Tariq's impressive career trajectory saw him appointed to the C-Suite before the age of 35 and, following senior leadership roles at Nike, Burberry, Apple and Ford, he is now head of marketing at Airbnb.

To teach you how to capture the employer’s attention, BoF sat down with Tariq to hear about his tips on writing a compelling CV.

For more career and job application tips from Musa Tariq, click here.

Make it Clear and Uncluttered

Your CV is one of the first and few tools at your disposal to grab the attention of an employer. In order to do that, you need to keep the message clear and direct, which means a careful curation of the information provided.

“Try and keep your CV as simple and as easy to read as possible,” says Tariq. “I've seen people try way too hard. If you have a certain brand identity that you want to put out into the world, it makes sense. But make it authentic to you. Don't try too hard and overthink this. Try and get the information as clear and concise as possible.”

Keep it Short and Succinct

Your CV should be a synopsis of your job history, career skills and successes, which can be a challenge to condense when you want to show off your abilities. However, a long list can be information overload — and you can share additional details in a cover letter or at interview instead.

“I always encourage people to try and put their resume on one page,” says Tariq. “Look for things that you think are relevant to that role. My resume, despite the number of jobs I've had, is still only one page and it will always remain one page irrespective of what I do.”

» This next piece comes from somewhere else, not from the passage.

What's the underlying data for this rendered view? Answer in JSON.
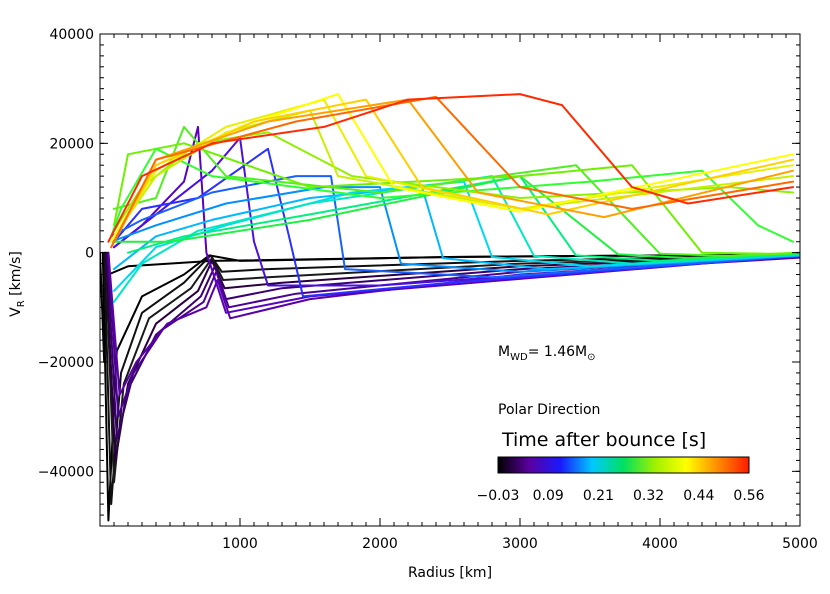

Be Realistic with Your Edits

While you will want to show a sustained level of success and dedication to your career, some details will lose their poignancy as they become overshadowed by more recent, more relevant information. You should consider cutting out facts like winning a school trophy aged 18, or a two-week work placement at an unrelated company when you were 21.

“There might be a time in your career when you need to stop putting your internships on. But if there are internships on there, make sure that they are relevant to that career and that job, and it's something you can talk about,” says Tariq.

Approach it Like an Employer

Studying your CV repeatedly tends to distort its main purpose of conveying information simply. Try to remove yourself as the individual reflected on that piece of paper and look at it from another perspective — that of your interviewer.

“Take a look at your resume and ask yourself this simple question, ‘Would I want to meet this person?’” says Tariq. “At some point in your life, you will have to hire someone. What is it that you're looking for in a resume? And make sure your resume answers those questions.”

Adjust it Accordingly

While it might seem that a CV would only have one format to present your career, skills and successes, you can tailor it to suit the job to which you are applying. This might mean reshuffling the order of experience or adding an extra line or two detailing your experience.

“Think about the person you're sending it to. Think about what will interest them, and then, as a result, adjust your resume. The smartest people I've met would adjust [their resume] ever so slightly so that it's applicable to me as a recruiter or someone who's hiring,” says Tariq.